Eva se retesou e pousou a mão em meu braço, fazendo um carinho suave. Talvez ela sentisse que tínhamos histórias parecidas. De certo modo, eram iguais no motivo, no entanto muito diferentes na conclusão.  Quantas histórias como a minha eu já tinha escutado na vida? Quantas outras de armário, como as dela mesma e, tantas outras de descobertas maravilhosas, cujos pais abraçaram seus filhos carinhosamente. Eu conhecia muitas histórias. Algumas tão duras e outras tão belas e agradáveis.

 – Ele me bateu tanto que tive duas costelas fraturadas. Batia e me xingava, ao mesmo tempo. Minha mãe tentou interferir e ele a empurrou, mandando-a para o quarto. Como ela não parava de segurá-lo, ele a agarrou e arrastou, trancando-a num dos quartos da casa.  Eu já estava quase sem forças, mas quanto mais ele falava, que se até à semana seguinte eu não estivesse com um namorado dentro de casa ele me expulsaria, mais eu o contrariava. Eu tive uma raiva tão grande… Não entendia por que não podia amar quem eu amava. Ele batia e eu falava que nunca ficaria com um homem.

– E você tinha essa certeza? Você nunca ficou com um homem?

– Já tinha ficado com garotos e a verdade é que eu não sabia se ficaria algum dia com outro homem, ou não. Ela era a primeira garota que eu namorei, mas me recusava a ceder diante das agressões dele. Em um determinado momento desacordei e quando voltei à consciência, já era madrugada e estava toda suja, embaixo de uma marquise, numa rua que eu não conhecia.

Eva se desencostou do sofá com o rosto crispado.

– Ele jogou você desacordada numa rua qualquer?!

Eu tinha um sorriso triste nos lábios e, naquele momento, eu vi o quanto meu avô me ajudou.

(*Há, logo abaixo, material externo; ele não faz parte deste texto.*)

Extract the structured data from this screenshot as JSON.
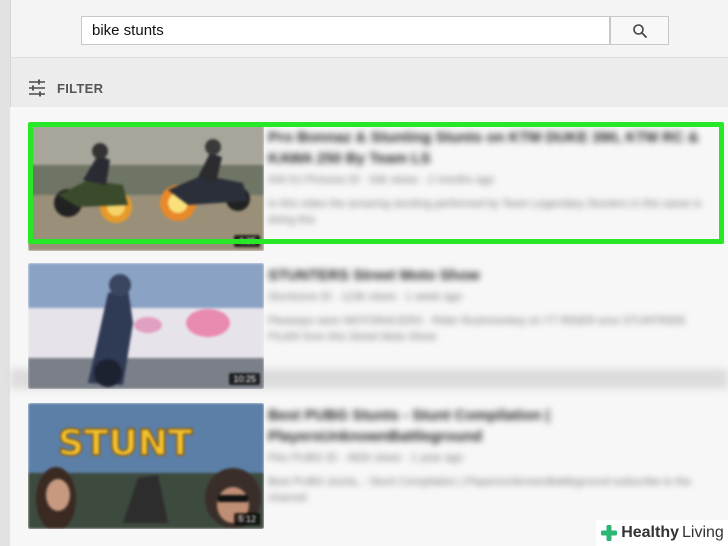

Olhando Eva, eu fiquei imaginando o inferno que seria se ele não tivesse me descartado, principalmente pelo temperamento que eu tinha quando era adolescente e pelo que ele fez.

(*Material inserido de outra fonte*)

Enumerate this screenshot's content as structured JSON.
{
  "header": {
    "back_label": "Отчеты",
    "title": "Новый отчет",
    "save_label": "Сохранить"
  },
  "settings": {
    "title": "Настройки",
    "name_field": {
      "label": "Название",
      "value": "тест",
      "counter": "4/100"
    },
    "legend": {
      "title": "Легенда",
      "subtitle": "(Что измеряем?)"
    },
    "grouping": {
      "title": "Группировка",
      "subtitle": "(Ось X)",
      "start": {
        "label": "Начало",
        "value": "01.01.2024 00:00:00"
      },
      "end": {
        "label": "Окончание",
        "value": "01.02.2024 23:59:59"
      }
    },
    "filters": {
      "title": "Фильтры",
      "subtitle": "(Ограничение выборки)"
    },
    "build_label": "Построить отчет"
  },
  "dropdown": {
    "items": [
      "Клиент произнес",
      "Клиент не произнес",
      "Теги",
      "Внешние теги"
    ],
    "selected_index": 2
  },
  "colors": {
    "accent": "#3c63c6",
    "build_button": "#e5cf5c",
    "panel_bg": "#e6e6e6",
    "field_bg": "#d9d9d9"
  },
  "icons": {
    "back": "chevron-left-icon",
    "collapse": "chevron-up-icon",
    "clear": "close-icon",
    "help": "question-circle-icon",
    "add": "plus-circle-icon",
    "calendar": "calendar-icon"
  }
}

– Acredite, Eva, foi o melhor que ele poderia ter me feito. Lógico que se minha mãe não me encontrasse, minha vida poderia ter sido outra, ou talvez nenhuma. Eu estava tão machucada e tudo doía tanto que, naquele momento, só pensava que tinha que ir para um hospital. Não conseguia me mover, até que senti pessoas me segurando. Sabe essas pessoas que saem de madrugada para dar comida para moradores de rua?

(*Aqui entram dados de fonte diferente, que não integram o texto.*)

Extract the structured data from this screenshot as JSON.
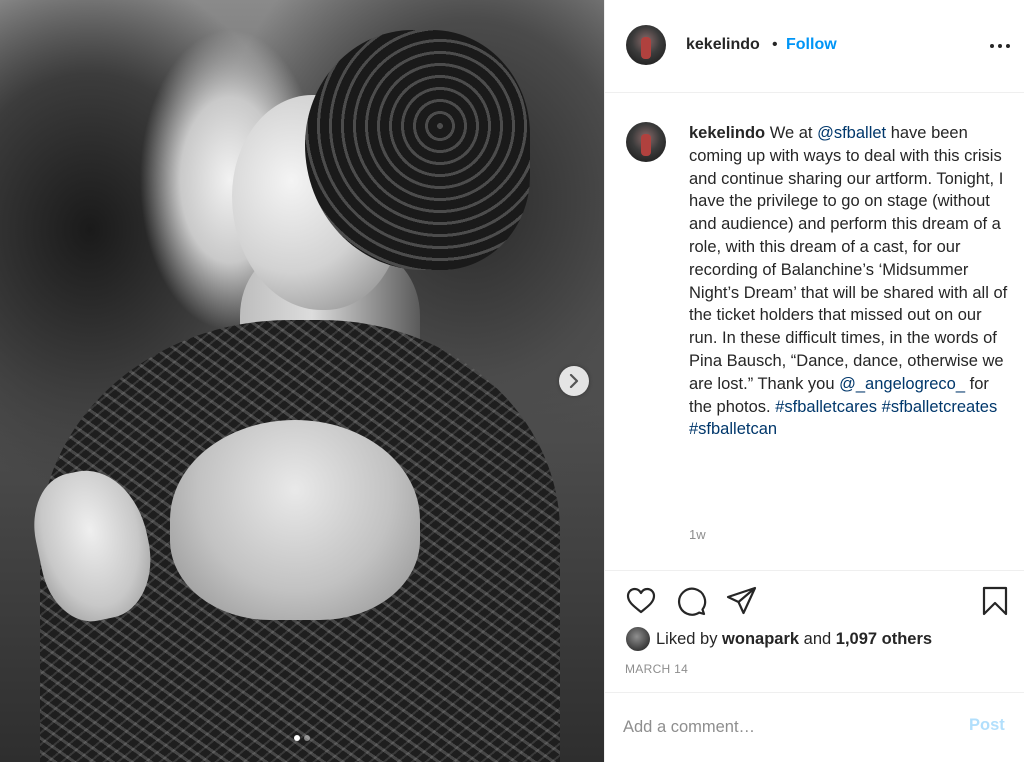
{
  "photo": {
    "alt": "",
    "carousel_dots": 2,
    "active_dot": 1
  },
  "header": {
    "username": "kekelindo",
    "separator": "•",
    "follow_label": "Follow"
  },
  "caption": {
    "username": "kekelindo",
    "t1": " We at ",
    "mention1": "@sfballet",
    "t2": " have been coming up with ways to deal with this crisis and continue sharing our artform. Tonight, I have the privilege to go on stage (without and audience) and perform this dream of a role, with this dream of a cast, for our recording of Balanchine’s ‘Midsummer Night’s Dream’ that will be shared with all of the ticket holders that missed out on our run. In these difficult times, in the words of Pina Bausch, “Dance, dance, otherwise we are lost.” Thank you ",
    "mention2": "@_angelogreco_",
    "t3": " for the photos. ",
    "hashtag1": "#sfballetcares",
    "hashtag2": "#sfballetcreates",
    "hashtag3": "#sfballetcan",
    "time": "1w"
  },
  "likes": {
    "prefix": "Liked by ",
    "user": "wonapark",
    "middle": " and ",
    "count": "1,097 others"
  },
  "date": "MARCH 14",
  "comment": {
    "placeholder": "Add a comment…",
    "post_label": "Post"
  },
  "colors": {
    "link": "#0095f6",
    "tag": "#00376b",
    "muted": "#8e8e8e",
    "post_disabled": "#b2dffc"
  }
}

Inspirei, tentando tomar alento diante de minhas lembranças, que não eram fáceis também. Vivi durante muito tempo, expurgando-as.

 – Naquela hora, eu acreditei muito que existia alguma força no universo olhando por nós. Eles me levaram para um hospital público. Como eu tinha visíveis traços de ecamento, a polícia de plantão assumiu o caso, só que eu não ficava consciente muito tempo. Isso foi outra sorte, pois quando eu tive condições de falar algo que me identificasse, já haviam se passado dois dias. Eu só conseguia dizer; “eu quero falar com a minha mãe; eu quero falar com a minha mãe”. – Parei um pouco, tentando me refazer e depois voltei a falar. – Eu sabia que se falasse alguma coisa de meu avô eles iriam atrás, mas eu estava tão doída por dentro e tão assustada, que nem isso eu queria mais. Queria ver minha mãe e sumir. Tive muito medo que fossem atrás dele e depois ele fazer algo comigo ou com minha mãe. Durante muito tempo, fiquei como medo do meu avô descobrir que eu estava viva e onde morava.

 Olhei Eva e uma lágrima corria por seu rosto. Estendi a mão para amparar a lágrima e acariciar a face dela.

– Ei. Isso já faz muito tempo, Eva. Não quero que fique assim por mim.

– Eu estou bem, só que… Deus, Olívia! Será que as pessoas só sabem agredir? É só essa forma que as pessoas sabem conversar?

– Não, Eva. Eu já escutei histórias tão bonitas de amigas minhas e seus pais… Mas, infelizmente, ainda existe muita ignorância e muitas sociedades alimentam essa ignorância.